O álcool é a substância psicoativa com maior consumo e dependência no Brasil, mas é considerado droga lícita e o seu consumo é tolerado socialmente e a sua publicidade absolutamente livre.

A inconstitucionalidade desse artigo 28 está sendo discutida no Supremo Tribunal Federal desde 2015. O Relator, ministro Gilmar Mendes, votou pela sua inconstitucionalidade, enquanto os ministros Luiz Edson Fachin e Luís Roberto Barroso, embora acompanhando o Relator, limitaram o voto ao porte da droga maconha.
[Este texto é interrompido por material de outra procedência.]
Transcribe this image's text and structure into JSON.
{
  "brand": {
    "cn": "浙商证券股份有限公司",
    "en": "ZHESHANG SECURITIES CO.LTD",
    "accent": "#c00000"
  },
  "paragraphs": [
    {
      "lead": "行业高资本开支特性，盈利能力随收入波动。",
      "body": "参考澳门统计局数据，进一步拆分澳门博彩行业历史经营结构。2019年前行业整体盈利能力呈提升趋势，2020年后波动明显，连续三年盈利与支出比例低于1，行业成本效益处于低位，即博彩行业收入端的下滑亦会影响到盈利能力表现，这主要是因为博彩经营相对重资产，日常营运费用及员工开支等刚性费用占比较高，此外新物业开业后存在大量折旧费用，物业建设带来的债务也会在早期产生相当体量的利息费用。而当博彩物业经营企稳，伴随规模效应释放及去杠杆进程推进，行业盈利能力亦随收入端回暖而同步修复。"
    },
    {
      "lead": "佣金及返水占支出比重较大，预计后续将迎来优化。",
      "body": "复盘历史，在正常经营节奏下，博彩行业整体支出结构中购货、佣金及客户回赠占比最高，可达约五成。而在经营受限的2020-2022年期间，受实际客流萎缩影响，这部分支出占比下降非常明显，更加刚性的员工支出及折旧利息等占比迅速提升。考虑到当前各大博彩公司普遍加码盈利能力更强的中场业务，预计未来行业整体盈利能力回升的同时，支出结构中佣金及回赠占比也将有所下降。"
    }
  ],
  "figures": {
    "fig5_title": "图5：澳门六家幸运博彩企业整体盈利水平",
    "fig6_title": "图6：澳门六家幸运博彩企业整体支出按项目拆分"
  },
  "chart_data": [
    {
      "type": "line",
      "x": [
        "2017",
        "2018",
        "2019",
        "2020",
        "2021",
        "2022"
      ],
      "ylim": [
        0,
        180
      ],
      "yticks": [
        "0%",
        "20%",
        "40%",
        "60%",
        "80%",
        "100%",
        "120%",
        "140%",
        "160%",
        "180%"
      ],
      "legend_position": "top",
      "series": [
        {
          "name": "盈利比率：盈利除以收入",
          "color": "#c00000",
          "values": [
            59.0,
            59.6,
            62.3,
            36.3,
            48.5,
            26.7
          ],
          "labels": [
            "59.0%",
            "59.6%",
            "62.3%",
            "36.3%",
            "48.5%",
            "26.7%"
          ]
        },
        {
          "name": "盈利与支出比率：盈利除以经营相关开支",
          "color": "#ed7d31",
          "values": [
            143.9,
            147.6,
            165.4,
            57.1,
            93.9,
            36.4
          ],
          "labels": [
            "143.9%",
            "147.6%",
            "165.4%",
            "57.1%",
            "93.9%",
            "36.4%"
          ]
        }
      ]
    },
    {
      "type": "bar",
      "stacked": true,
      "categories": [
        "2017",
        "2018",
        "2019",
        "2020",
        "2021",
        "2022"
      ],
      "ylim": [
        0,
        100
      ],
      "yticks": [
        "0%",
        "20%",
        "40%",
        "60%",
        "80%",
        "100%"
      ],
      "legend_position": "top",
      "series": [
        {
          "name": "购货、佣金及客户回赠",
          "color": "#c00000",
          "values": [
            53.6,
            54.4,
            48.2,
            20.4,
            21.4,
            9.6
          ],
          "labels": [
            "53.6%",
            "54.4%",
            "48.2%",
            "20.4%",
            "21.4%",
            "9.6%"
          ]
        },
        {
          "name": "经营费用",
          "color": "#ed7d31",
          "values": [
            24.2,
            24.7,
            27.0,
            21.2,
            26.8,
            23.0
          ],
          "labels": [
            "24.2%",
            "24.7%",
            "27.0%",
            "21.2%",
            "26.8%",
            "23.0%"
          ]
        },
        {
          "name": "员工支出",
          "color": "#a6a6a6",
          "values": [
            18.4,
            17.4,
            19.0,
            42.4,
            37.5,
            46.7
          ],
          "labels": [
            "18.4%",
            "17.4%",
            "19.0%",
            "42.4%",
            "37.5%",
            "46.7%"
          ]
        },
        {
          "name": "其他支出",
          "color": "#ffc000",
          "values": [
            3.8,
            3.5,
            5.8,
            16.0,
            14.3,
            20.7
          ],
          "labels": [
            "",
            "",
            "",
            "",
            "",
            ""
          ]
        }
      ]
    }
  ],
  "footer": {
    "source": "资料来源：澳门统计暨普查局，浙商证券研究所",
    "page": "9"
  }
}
Pertinente transcrever o respeitável voto do ministro Barroso: “É preciso não confundir moral com o direito. Há coisas que a sociedade pode achar ruins, mas elas não são ilícitas. Se o indivíduo na solidão de suas noites beber até cair desmaiado em sua cama, pode ser ruim, mas não é ilícito. Se fumar meia carteira de cigarros entre o jantar e a hora de dormir isso parece ruim, mas não é ilícito. Pois digo eu: o mesmo deve valer se ele fumar um baseado entre o jantar e a hora de ir dormir. Não estou dizendo que é bom, mas apenas que o Estado não deve invadir essa esfera da vida dele para dizer se ele pode ou não”.

Após os votos dos ministros Gilmar Mendes, Luiz Edson Fachin e Luís Roberto Barroso que davam pela inconstitucionalidade do artigo 28 da lei de drogas, o ministro Teori Zavaschi pediu mais tempo para analisar o caso, mas com a sua morte em 2017, o processo passou para o ministro Alexandre de Moraes, que liberou o tema para ser julgado e que já está em pauta para o próximo dia 5 de junho. Nessa data o Supremo Tribunal Federal irá dizer se é infração penal o porte de drogas para uso próprio, isto é, se o cidadão pode consumir qualquer droga, seja ela considerada lícita ou ilícita.